The Senate today will consider competing plans to further beef up defense spending in the remaining months of fiscal 2001.
The Bush administration has asked for an extra $5.8 billion to supplement the $289 billion Congress approved last fall in the fiscal 2001 defense-appropriations bill.
But senators will seek still more today as the Senate considers up to 14 amendments to a $6.5 billion supplemental-spending bill for fiscal 2001.
Sen. John McCain, Arizona Republican, has asked for another $3 billion for weapons procurement and operations. And Sen. Christopher S. Bond, Missouri Republican, has offered an amendment asking for another $1.5 billion, but only for operating and maintenance needs.
"We need to stop kicking the can down the road. We must act now," Mr. Bond said yesterday, warning that there may be competing interests in fiscal 2002 that could rob the Defense Department of the money it needs.
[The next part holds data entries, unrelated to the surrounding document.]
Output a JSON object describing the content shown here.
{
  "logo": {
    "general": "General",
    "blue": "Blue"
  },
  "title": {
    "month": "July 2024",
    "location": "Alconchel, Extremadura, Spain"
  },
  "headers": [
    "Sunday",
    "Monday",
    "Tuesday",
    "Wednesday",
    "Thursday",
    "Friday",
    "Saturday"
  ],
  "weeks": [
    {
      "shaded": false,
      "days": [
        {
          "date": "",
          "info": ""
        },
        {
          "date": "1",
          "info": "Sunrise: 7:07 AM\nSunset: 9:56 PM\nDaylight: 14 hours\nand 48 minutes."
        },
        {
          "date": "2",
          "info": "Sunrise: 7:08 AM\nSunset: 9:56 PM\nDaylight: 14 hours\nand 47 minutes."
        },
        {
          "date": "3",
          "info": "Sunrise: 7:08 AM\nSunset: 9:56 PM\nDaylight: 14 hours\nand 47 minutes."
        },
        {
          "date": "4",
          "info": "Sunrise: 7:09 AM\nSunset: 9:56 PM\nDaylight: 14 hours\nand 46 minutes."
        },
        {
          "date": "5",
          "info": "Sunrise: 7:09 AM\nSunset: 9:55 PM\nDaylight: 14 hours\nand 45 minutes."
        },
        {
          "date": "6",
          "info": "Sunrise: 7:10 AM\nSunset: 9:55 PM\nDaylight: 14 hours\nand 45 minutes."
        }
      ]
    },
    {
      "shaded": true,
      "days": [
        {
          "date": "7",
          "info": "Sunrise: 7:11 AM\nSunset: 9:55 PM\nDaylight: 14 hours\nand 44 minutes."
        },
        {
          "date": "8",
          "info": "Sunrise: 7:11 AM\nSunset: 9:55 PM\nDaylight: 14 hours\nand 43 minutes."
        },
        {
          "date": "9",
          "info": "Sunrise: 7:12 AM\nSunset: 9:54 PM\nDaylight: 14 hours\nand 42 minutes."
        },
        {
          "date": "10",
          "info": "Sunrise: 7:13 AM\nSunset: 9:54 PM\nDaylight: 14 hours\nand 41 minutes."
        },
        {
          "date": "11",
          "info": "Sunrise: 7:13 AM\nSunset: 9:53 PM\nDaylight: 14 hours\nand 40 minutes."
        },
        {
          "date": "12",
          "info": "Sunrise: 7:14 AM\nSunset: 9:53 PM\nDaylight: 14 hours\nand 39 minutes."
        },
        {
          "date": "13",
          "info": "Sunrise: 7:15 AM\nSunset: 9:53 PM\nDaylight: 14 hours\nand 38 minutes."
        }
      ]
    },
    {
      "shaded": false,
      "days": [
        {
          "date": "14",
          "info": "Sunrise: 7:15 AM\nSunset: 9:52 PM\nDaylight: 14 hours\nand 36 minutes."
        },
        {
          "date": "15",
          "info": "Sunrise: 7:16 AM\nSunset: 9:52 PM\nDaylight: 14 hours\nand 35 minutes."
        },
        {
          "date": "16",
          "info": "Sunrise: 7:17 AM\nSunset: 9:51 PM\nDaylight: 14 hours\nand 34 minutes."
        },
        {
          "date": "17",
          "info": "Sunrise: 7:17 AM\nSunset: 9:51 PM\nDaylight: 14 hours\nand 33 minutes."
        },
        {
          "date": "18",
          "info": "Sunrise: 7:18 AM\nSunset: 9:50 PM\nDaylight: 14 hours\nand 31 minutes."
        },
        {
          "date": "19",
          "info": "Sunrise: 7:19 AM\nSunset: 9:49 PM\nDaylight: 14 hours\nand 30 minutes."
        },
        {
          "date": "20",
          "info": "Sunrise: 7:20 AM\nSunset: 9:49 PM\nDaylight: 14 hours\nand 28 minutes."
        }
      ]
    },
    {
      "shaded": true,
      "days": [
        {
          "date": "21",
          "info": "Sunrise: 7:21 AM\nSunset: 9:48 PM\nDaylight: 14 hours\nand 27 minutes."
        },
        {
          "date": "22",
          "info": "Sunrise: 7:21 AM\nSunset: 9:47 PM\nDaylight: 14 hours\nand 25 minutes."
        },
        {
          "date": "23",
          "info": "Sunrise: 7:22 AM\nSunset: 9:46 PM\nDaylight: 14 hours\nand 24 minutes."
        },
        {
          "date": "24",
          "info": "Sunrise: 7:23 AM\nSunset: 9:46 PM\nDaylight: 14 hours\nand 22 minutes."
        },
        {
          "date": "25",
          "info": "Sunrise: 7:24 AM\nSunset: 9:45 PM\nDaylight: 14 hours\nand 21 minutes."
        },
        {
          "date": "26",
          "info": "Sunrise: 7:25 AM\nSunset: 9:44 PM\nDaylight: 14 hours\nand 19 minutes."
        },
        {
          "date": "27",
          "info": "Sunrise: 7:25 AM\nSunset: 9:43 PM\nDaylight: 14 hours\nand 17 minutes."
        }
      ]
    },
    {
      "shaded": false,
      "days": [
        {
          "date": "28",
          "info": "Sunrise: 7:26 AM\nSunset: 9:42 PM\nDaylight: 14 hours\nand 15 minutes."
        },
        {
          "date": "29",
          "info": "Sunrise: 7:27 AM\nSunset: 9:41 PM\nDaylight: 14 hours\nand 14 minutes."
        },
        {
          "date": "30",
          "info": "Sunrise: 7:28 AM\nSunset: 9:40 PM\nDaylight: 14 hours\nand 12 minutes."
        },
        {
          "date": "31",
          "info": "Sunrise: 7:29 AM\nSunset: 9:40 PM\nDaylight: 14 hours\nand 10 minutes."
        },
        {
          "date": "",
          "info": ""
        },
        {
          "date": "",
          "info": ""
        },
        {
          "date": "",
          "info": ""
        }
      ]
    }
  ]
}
Supporters of the Bond amendment argue that additional funds for operations and maintenance are needed in fiscal 2001. However, they do not believe there is enough time left in this fiscal year to make weapons purchases, so there is no reason to set aside extra money for weapons procurement, as the McCain amendment would do.
The supplemental-spending bill includes another $1.6 billion for programs outside of defense. About $1 billion of that would go to pay for veterans' benefits increased by Congress last year.
The House's version of the bill would cut $389 million from the Federal Emergency Management Agency. The Senate bill includes no such provision and it is likely that the Senate will consider today an amendment that would increase FEMA funds in light of the damage caused earlier this year by Tropical Storm Allison.
Both the House and Senate would appropriate $116 million to send out rebate checks reflecting the retroactive tax cut enacted this spring.
Sen. Charles E. Schumer, New York Democrat, offered an amendment that would block the Internal Revenue Service from sending out a separate letter telling people to expect the check. Democrats say that the proposed letter, which notes that the rebate was made possible by President Bush, is too political.
The letter's proponents note that at least one tax-rebate scam has targeted people in Mississippi, Ohio, Oklahoma and Missouri. Official-looking letters mailed from Boca Raton, Fla., to residents in those states offered information about the size of the rebate and "to assure proper delivery" for a $12.95 fee.
A letter from the IRS, telling people the size of the rebate they are set to receive and that they need to take no further action to get it, would prevent confusion and preclude other scams, a Treasury spokeswoman said yesterday.
Voting on amendments was postponed until today at the earliest.
Amendments adopted yesterday by unanimous consent would provide $8 million to repair storm damage to Ellington Air National Guard Base in Texas and Fort Sill in Oklahoma. And the Bassett Army Hospital in Fort Wainwright, Alaska, would get an extra $215 million for an unspecified construction project.
The Senate also accepted an amendment that would require the District of Columbia's Department of Consumer and Regulatory Affairs to use savings due to vacancies in its ranks to implement the "Abatement and Condemnation of Nuisance Properties Act of 2000." Those overseeing the District's budget in the House object to the amendment, saying it is meddlesome.